Rao Bika (5 August 1438 – 17 June 1504) was a scion of the Rathore clan of Rajputs and the founder of the city of Bikaner and Bikaner State in present-day state of Rajasthan in India. He was the fifth son of Rao Jodha, founder of the city of Jodhpur. During his reign he controlled an area of 40,000 square miles, which included 3,000 villages. He is the ancestor of the Bika Rathore Clan within the Rathore Dynasty and the founder of Bikawat Rathore House and the Royal House of Bikaner.

== Establishment of Bikaner ==

In 1465 AD, Rao Bika had come late and taken seat beside his uncle, Rawat Kandhal, with whom he carried a conversation in whisper.

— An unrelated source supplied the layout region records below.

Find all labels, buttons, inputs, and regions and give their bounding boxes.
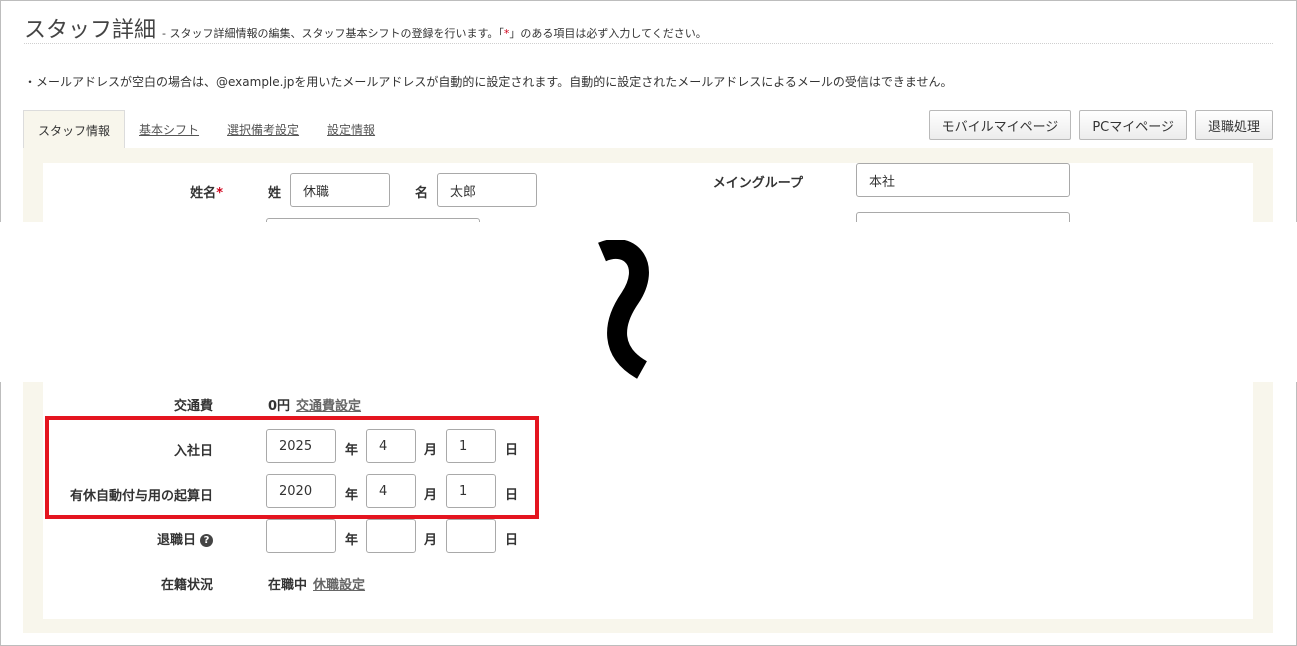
page-subtitle: - スタッフ詳細情報の編集、スタッフ基本シフトの登録を行います。「*」のある項目… — [162, 27, 707, 40]
sei-input[interactable] — [290, 173, 390, 207]
tab-bar: スタッフ情報 基本シフト 選択備考設定 設定情報 — [23, 110, 389, 148]
retire-date-year-input[interactable] — [266, 519, 336, 553]
form-panel-top: 姓名* 姓 名 メイングループ — [23, 148, 1273, 222]
mei-input[interactable] — [437, 173, 537, 207]
form-area-top: 姓名* 姓 名 メイングループ — [43, 163, 1253, 222]
main-group-label: メイングループ — [712, 176, 803, 191]
sei-label: 姓 — [268, 186, 282, 201]
tab-remarks-settings[interactable]: 選択備考設定 — [213, 110, 313, 148]
transport-settings-link[interactable]: 交通費設定 — [296, 399, 361, 414]
tab-settings-info[interactable]: 設定情報 — [313, 110, 389, 148]
header-buttons: モバイルマイページ PCマイページ 退職処理 — [928, 110, 1273, 140]
retire-year-unit: 年 — [345, 533, 359, 548]
highlight-box — [45, 416, 539, 519]
retire-date-label: 退職日? — [157, 529, 213, 548]
page-header: スタッフ詳細 - スタッフ詳細情報の編集、スタッフ基本シフトの登録を行います。「*… — [24, 12, 1273, 44]
retire-day-unit: 日 — [505, 533, 519, 548]
page-title: スタッフ詳細 — [24, 18, 157, 43]
main-group-input[interactable] — [856, 163, 1070, 197]
transport-label: 交通費 — [173, 399, 213, 414]
leave-settings-link[interactable]: 休職設定 — [313, 578, 365, 593]
tab-staff-info[interactable]: スタッフ情報 — [23, 110, 126, 148]
status-value: 在職中 休職設定 — [268, 578, 366, 593]
sub-group-input[interactable] — [856, 212, 1070, 222]
omission-squiggle-icon — [598, 240, 649, 379]
retire-date-month-input[interactable] — [366, 519, 416, 553]
retire-date-day-input[interactable] — [446, 519, 496, 553]
mobile-mypage-button[interactable]: モバイルマイページ — [928, 110, 1072, 140]
tab-basic-shift[interactable]: 基本シフト — [125, 110, 213, 148]
retire-month-unit: 月 — [424, 533, 438, 548]
status-label: 在籍状況 — [160, 578, 213, 593]
mei-label: 名 — [415, 186, 429, 201]
pc-mypage-button[interactable]: PCマイページ — [1079, 110, 1187, 140]
transport-value: 0円 交通費設定 — [268, 399, 362, 414]
retire-process-button[interactable]: 退職処理 — [1194, 110, 1273, 140]
help-icon[interactable]: ? — [200, 534, 213, 547]
name-label: 姓名* — [190, 186, 223, 201]
email-notice: ・メールアドレスが空白の場合は、@example.jpを用いたメールアドレスが自… — [24, 75, 953, 89]
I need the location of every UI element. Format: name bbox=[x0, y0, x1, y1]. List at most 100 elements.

Rao Jodha jestingly remarked that they must be making a plan of conquest of new territory, an idea constantly being suggested to him to provide for his large family. Rao Bika and Rawat Kandhal took the observation as a challenge and pledged to win new lands. The land approved by Rao Jodha to conquer through conquest was Jangladesh which had been largely weakened by war as suggested by Napo, a Sankhala Rajput.

On 30 September 1465, the 27-year-old Rao Bika, leading 100 horsemen and 500 foot-soldiers, left Jodhpur to conquer Jangladesh. He was accompanied by his uncle Rawat Kandhal (who had sworn to establish his nephew just like he did Rao Jodha in Marwar) and his uncles Rupo, Mandan, Mandalo and Nathu; his brothers Bida, Jogayat; his dhai brother chahad gahlot along with gora bherav ji of mandore and others. Jangladesh was then inhabited by the Bhatis, Jats, Bhattis and Johiyas. Bika led an army of around 300 of his clansmen to conquer the Jangladesh area. Bika also had the support of Karni Mata, Charans and Godara Jats.

Rao Bika founded Bikaner state and conquered the areas of Sirsa, Ladnu, Bhatner, Bhatinda, Singhana, Rini, Nohar and Pugal. During his reign, he controlled an area of 40,000 square miles, which included 3,000 villages.

After Rao Bika's death, his elder son Rao Nara became the new ruler of Bikaner, however he died within a year of his reign. Nara was succeeded by his younger brother Rao Lunkaran in 1505.